Je m'étais mille fois sentie prisonnière de mon propre corps. Le plus souvent, dans cette salle de bain silencieuse où j'avais rendez-vous chaque soir. J'y ai beaucoup réfléchie à la notion de liberté, qui me semblait être la plus belle chose au monde, et qui pourtant, ne pouvait ne serait-ce qu'exister. Par définition, la liberté seule est l'absence de règle, mais quoi que l'on fasse, nos vies sont érigées autour de concept, de lois, commandements. Et je ne parle pas seulement de ce que la société nous impose. En tant qu'humaine, je ne peux voler, respirer dans l'espace, me téléporter, entendre les pensées de mes camarades... Mon corps à ses propres limites qui m'empêche d'affirmer que la liberté existe.

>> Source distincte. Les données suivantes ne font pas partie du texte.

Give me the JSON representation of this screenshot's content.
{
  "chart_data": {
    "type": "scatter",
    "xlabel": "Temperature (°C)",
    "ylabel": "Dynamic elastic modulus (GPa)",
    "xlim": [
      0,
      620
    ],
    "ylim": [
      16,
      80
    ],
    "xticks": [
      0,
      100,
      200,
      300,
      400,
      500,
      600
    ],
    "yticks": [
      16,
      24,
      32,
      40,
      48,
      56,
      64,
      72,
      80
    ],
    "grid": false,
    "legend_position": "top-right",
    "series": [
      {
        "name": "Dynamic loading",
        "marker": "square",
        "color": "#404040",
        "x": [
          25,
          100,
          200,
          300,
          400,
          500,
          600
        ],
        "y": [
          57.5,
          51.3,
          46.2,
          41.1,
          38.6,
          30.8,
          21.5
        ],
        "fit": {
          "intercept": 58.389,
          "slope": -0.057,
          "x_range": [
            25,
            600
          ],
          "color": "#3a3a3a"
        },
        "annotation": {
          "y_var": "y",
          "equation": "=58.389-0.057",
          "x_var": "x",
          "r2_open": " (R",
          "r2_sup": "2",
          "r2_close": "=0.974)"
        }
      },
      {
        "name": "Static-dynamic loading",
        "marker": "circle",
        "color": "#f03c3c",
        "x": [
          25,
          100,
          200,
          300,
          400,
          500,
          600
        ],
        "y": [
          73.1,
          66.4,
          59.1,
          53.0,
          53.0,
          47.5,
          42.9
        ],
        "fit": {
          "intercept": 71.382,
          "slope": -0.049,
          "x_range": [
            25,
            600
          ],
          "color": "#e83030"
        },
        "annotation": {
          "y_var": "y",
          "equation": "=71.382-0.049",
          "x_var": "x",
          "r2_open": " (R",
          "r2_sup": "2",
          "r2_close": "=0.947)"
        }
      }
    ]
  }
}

Je n'avais jamais confié mes réflexions à quelqu'un, effrayée que mon interlocuteur ne prenne peur et qu'il s'empresse de me condamner en vue du bordel qui se déroule dans ma tête.

C'est pour ça que j'ai toujours profondément admiré les fous. Ou les idiots. Ceux qui ne se rendent pas compte de leur misérable condition. Ceux qui vivent simplement, sans penser au pourquoi du comment. Ce n'est pas un hasard si on considère les gens les plus ignorants comment étant les plus heureux.



Ce lion ne connaissait peut-être pas ce qu'il manquait là dehors. Il ignorait sans doute le goût de la chasse, la sensation de courir des heures à perte de vue, la compagnie d'autres membres de son espèce... Mais si ce n'était pas le cas, pourquoi s'était-il résigné à rester sagement assit ici, jour après jour, à laisser des idiots le traiter comme un spectacle délectable.

Et pourquoi ceux qui ont compris la réelle valeur de la vie continu à se lever chaque matin pour tenter de trouver une preuve de leur erreur ? Pourquoi, malgré l'absence de liberté, je continuai à nourrir l'espoir qu'on me laisse être qui je suis ?




J'étais restée là peut-être une heure avant que Taylor ne vienne me tapoter sur l'épaule pour me ramener à la réalité. Encore une fois, je m'étais laissée portée par les divagations de mon esprit, ce qui, au vue de la surprise dont je fis preuve face à l'apparition du jeune homme, l'amusa énormément.